Danak ne bougea pas d’un pouce et Yana se jeta péniblement sur la poubelle en osier où elle déversa tout son repas. Elle se traîna ensuite péniblement jusqu’au lit et gémit pendant de longues minutes. Danak resta sur le pas de la porte jusqu’à ce qu’il entendit un cliquetis dans la serrure. Parfait, ils étaient maintenant embarrés dans leur cabine. C’est alors qu’il sorti une fiole d’une de ses poches. Il fit quelques signes et prononça quelques paroles intelligibles. Yana était si malade qu’elle ne se rendit compte de rien. Au bout d’une dizaine de secondes le liquide devint bleu puis redevint aussi transparent que de l’eau. Danak tendit alors la fiole à Yana.

  • Tiens bois ça. Ça va prendre quelques temps, mais tu seras suffisamment sur pied au matin lorsque nous devrons affronter ces bandits.

Yana regarda la fiole avec suspicion. D’une voix blanche, elle lui demanda pourquoi il ne vomissait pas tripes et boyaux comme elle venait de le faire et qu’elle s’empressa de refaire à nouveau juste après avoir terminé sa phrase.

  • Disons que j’avais prévu le coup. À ta place, je boirais ce liquide immédiatement. Il va apaiser tes maux de cœur. Le poison que tu as ingéré est vraiment puissant. Heureusement pour toi, mon remède l’est également, mais il faut le prendre rapidement après l’apparition des premiers symptômes sinon… et bien tu seras morte d’ici quelques heures soit en certaine et je peux t’assurer que ton trépas ne se fera pas dans la douceur.

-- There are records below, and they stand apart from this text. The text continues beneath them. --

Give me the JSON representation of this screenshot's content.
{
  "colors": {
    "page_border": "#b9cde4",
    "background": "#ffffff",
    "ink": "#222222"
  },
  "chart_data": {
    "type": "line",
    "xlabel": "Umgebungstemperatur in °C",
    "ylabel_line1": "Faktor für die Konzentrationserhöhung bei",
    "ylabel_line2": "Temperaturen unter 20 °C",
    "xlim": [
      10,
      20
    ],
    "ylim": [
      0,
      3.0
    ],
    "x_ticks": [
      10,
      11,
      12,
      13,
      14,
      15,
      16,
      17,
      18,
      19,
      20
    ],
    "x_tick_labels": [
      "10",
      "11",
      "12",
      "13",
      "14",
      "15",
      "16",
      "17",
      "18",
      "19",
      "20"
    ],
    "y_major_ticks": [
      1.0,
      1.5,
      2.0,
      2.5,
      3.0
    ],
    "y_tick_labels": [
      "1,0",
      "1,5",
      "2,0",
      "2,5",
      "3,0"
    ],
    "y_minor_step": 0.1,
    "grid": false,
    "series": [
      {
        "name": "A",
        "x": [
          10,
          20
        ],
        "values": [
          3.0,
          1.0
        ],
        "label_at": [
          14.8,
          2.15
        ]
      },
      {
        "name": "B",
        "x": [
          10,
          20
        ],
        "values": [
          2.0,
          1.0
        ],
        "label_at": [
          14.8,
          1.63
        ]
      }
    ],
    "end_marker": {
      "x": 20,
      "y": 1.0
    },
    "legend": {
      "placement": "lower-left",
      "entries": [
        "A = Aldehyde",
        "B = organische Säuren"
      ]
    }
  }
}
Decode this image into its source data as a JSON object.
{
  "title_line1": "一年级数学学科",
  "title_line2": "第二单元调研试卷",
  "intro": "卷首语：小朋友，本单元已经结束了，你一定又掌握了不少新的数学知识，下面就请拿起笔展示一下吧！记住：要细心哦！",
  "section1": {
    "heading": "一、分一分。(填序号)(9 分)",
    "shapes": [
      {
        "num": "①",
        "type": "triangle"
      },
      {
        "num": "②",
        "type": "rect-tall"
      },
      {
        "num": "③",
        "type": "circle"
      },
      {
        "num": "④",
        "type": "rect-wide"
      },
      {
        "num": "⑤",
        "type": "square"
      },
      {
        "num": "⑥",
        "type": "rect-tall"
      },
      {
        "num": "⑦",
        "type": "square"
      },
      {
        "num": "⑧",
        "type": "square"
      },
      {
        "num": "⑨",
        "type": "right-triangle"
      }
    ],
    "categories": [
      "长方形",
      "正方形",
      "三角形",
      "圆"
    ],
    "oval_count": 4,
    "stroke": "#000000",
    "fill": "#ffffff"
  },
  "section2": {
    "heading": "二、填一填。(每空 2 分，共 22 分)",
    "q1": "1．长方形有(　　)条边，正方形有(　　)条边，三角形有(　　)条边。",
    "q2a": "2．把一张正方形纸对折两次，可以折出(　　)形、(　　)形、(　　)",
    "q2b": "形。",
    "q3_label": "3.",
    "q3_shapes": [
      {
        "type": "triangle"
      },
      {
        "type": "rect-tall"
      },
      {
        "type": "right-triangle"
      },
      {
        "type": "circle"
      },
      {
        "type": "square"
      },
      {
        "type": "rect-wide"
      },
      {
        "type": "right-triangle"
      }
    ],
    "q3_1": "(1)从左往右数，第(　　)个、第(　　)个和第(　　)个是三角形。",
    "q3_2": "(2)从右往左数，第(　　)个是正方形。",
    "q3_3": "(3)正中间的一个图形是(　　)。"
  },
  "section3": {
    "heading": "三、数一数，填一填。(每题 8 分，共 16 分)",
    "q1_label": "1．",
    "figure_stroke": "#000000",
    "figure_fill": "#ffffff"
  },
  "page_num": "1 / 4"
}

Elle lui lança un coup d’œil soupçonneux, mais elle avala tout de même le liquide transparent. Et lorsque cela fut fait, elle sombra dans l’inconscience. Danak sourit et en profita pour jeter la corbeille par le hublot de leur modeste cabine. Il ne supportait pas l’odeur âcre du vomit. Puis il s’étendit dans son lit et attendit.

Quelles heures avant l’aube, le guerrier réveilla Yana. Elle avait encore l’air groggy, mais elle reprit rapidement ses esprits et elle se leva avec entrain.

  • Wow! C’est du solide ton remède! Va falloir que tu me donnes la recette, dit-elle d’un air guilleret.
  • À la fin de cette folle aventure, je pourrais même te signer un autographe si tu veux. En attendant, il faut quitter ce bateau au plus vite. L’aube approche et dans peu de temps, les marins et leur charmant capitaine vont venir vérifier l’efficacité de leur tendre poison.
  • Qu’est-ce que tu proposes?
  • On doit sortir en douce de la cabine et prendre la mer avec leur petite chaloupe. On est suffisamment près de la côte pour que ça ne nous cause pas trop de problème. Mais va falloir faire une diversion si on ne veut pas se faire repérer trop rapidement. S’ils nous tirent dessus dans notre petit canot, c’est sur qu’on va couler à la première salve.

Yana sourit d’un air diabolique.

  • On va mettre le feu à leur foutu rafiot. Je vais faire cramer tous ces salopards et plus spécialement cet exécrable Gonzo!